5. En deuxième lieu, aux termes de l'article R. 8253-3 du code du travail : " Au vu des procès-verbaux qui lui sont transmis en application de l'article L. 8271-17, le directeur général de l'Office français de l'immigration et de l'intégration indique à l'employeur, par lettre recommandée avec avis de réception ou par tout autre moyen permettant de faire la preuve de sa date de réception par le destinataire, que les dispositions de l'article L. 8253-1 sont susceptibles de lui être appliquées et qu'il peut présenter ses observations dans un délai de quinze jours ". Aux termes de l'article R. 8253-4 du même code : " A l'expiration du délai fixé, le directeur général de l'Office français de l'immigration et de l'intégration décide, au vu des observations éventuelles de l'employeur, de l'application de la contribution spéciale prévue à l'article L. 8253-1, la liquide et émet le titre de perception correspondant. (...) ". L'article R. 626-2 du code de l'entrée et du séjour des étrangers et du droit d'asile dispose que : " I. - Au vu des procès-verbaux qui lui sont transmis en application de l'article L. 8271-17 du code du travail, le directeur général de l'Office français de l'immigration et de l'intégration indique à l'employeur, par lettre recommandée avec avis de réception ou par tout autre moyen permettant de faire la preuve de sa date de réception par le destinataire, que les dispositions de l'article L. 626-1 sont susceptibles de lui être appliquées et qu'il peut présenter ses observations dans un délai de quinze jours. / II. - A l'expiration du délai fixé, le directeur général décide, au vu des observations éventuelles de l'employeur, de l'application de la contribution forfaitaire prévue à l'article L. 626-1, la liquide et émet le titre de perception correspondant. (...) ".

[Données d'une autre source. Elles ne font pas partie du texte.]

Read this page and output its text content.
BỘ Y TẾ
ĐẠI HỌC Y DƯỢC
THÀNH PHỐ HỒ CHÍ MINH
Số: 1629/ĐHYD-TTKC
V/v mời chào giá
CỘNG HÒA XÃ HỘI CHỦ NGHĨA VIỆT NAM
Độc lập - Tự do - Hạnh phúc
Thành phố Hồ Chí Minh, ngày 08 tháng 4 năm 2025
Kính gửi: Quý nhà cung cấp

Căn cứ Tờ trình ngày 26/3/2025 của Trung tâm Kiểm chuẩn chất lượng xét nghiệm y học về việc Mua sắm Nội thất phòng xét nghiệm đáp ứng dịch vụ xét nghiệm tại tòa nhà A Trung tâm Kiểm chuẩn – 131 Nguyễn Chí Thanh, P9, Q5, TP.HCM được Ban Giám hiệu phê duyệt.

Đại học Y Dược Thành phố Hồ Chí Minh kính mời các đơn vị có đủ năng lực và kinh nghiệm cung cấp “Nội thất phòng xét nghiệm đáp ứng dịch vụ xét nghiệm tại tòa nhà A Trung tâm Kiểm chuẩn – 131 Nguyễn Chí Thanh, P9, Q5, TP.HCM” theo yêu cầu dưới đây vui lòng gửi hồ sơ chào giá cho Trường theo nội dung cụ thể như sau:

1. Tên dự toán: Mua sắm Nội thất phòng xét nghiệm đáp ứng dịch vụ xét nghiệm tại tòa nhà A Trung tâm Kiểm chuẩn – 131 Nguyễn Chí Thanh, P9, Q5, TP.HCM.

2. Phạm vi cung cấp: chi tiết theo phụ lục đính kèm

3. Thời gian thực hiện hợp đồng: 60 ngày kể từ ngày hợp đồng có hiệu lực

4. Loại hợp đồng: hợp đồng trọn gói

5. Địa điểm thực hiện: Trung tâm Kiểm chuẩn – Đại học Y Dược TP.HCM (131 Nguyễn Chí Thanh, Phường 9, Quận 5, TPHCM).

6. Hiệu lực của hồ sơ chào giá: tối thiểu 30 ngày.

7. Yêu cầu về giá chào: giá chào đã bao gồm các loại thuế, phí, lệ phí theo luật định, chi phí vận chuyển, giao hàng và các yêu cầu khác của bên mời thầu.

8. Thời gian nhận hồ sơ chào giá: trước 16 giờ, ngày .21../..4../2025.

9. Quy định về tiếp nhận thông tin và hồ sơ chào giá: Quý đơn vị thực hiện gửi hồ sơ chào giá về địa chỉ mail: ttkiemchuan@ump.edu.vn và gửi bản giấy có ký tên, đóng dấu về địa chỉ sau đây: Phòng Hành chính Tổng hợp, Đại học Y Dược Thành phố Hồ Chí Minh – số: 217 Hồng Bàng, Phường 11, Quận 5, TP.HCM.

6. Il est constant que, en réponse à l'invitation qui lui a été faite par la lettre précitée du 13 décembre 2016 du directeur général de l'OFII, la SARL Les Pizous a présenté le 15 janvier 2017 ses observations sur la perspective de se voir appliquer les contributions en litige. La décision contestée du 12 avril 2017 a ainsi été prise après qu'a été mise en oeuvre la procédure contradictoire préalable prévue par les dispositions précitées des articles R. 8253-3 du code du travail et R. 626-2 du code de l'entrée et du séjour des étrangers et du droit d'asile et conformément à ces dispositions. Il ne résulte pas de l'instruction que le directeur général de l'OFII n'aurait pas pris en considération les observations formulées par la SARL Les Pizous dans son courrier du 15 janvier 2017 et le seul fait que, dans la lettre du 13 décembre 2016, la perspective de l'application des contributions a été mentionnée non pas en usant du conditionnel, mais du futur de l'indicatif, ne suffit pas à établir que la décision de les appliquer aurait été prise antérieurement à l'engagement de la procédure contradictoire.
7. En dernier lieu, aux termes de l'article L. 8251-1 du code du travail : " Nul ne peut, directement ou indirectement, embaucher, conserver à son service ou employer pour quelque durée que ce soit un étranger non muni du titre l'autorisant à exercer une activité salariée en France. (...) ". Aux termes de l'article L. 8253-1 du même code : " Sans préjudice des poursuites judiciaires pouvant être intentées à son encontre, l'employeur qui a employé un travailleur étranger en méconnaissance des dispositions du premier alinéa de l'article L. 8251-1 acquitte, pour chaque travailleur étranger sans titre de travail, une contribution spéciale (...) ". Et selon l'article L. 626-1 du code de l'entrée et du séjour des étrangers et du droit d'asile : " Sans préjudice des poursuites judiciaires qui pourront être engagées à son encontre et de la contribution spéciale prévue à l'article L. 8253-1 du code du travail, l'employeur qui aura occupé un travailleur étranger en situation de séjour irrégulier acquittera une contribution forfaitaire représentative des frais de réacheminement de l'étranger dans son pays d'origine. ".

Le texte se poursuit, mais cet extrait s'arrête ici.